The Undergraduate College of Arts and Sciences at Wake Forest University focuses on opportunities for its students to engage in service-learning courses in Nicaragua. These programs provide experiential education that integrates meaningful community service with instruction and reflection to enrich the learning experience, teach civic responsibility, encourage lifelong civic engagement, and strengthen communities for the common good.
During the summer of 2008, two academic courses were taught: Social Enterprise Leadership in a Developing Country and The Writer and Society in Central America. Students served in several non-profit organizations, including a physical therapy and rehabilitation center for children with disabilities, a nonprofit that provides education and vocational training to marginalized communities, a school, and an orphanage.
During the summers of 2009 and 2010, the two courses taught were: Health Issues on a Global Scale and Comparative Communication.

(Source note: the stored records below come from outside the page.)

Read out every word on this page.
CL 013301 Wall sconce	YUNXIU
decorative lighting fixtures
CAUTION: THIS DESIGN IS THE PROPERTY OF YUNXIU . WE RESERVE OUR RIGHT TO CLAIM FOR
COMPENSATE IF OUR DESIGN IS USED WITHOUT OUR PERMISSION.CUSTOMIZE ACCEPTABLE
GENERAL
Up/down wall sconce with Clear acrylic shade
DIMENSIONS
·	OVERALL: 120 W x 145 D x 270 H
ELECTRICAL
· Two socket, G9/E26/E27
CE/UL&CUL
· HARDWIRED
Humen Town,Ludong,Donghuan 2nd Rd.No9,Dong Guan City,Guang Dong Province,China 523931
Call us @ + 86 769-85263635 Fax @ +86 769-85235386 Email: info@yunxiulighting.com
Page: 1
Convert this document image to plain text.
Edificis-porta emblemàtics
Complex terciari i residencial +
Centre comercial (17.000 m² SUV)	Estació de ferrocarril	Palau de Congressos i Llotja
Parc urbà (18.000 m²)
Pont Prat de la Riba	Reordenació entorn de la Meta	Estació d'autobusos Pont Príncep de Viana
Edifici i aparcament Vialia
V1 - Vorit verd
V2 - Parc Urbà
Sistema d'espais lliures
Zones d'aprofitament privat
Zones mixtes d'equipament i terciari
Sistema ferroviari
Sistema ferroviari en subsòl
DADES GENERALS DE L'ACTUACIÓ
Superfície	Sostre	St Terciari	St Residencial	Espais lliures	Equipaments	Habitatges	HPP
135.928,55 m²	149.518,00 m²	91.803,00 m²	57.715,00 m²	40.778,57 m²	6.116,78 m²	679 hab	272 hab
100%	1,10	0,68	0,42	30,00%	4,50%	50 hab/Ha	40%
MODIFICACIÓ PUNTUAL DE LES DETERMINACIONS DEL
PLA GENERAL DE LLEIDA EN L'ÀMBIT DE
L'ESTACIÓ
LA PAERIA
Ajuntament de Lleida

Students engaged in service-learning projects that included volunteering in acute care clinics, physical therapy/rehabilitation facilities, and public and private elementary schools, as well as assisting with food-aid programs and conducting university-based research.
For the upcoming summer of 2011, the service-learning course will focus on children and play with a special emphasis on media. The curriculum will cover issues having to do with children's emotional and social development and how these are related to play. In addition, the course will consider play and social development, focusing on similarities and difference between children in the US and Nicaragua. The service portion of the class will include volunteering at a child care establishment in the US and at an orphanage in Nicaragua.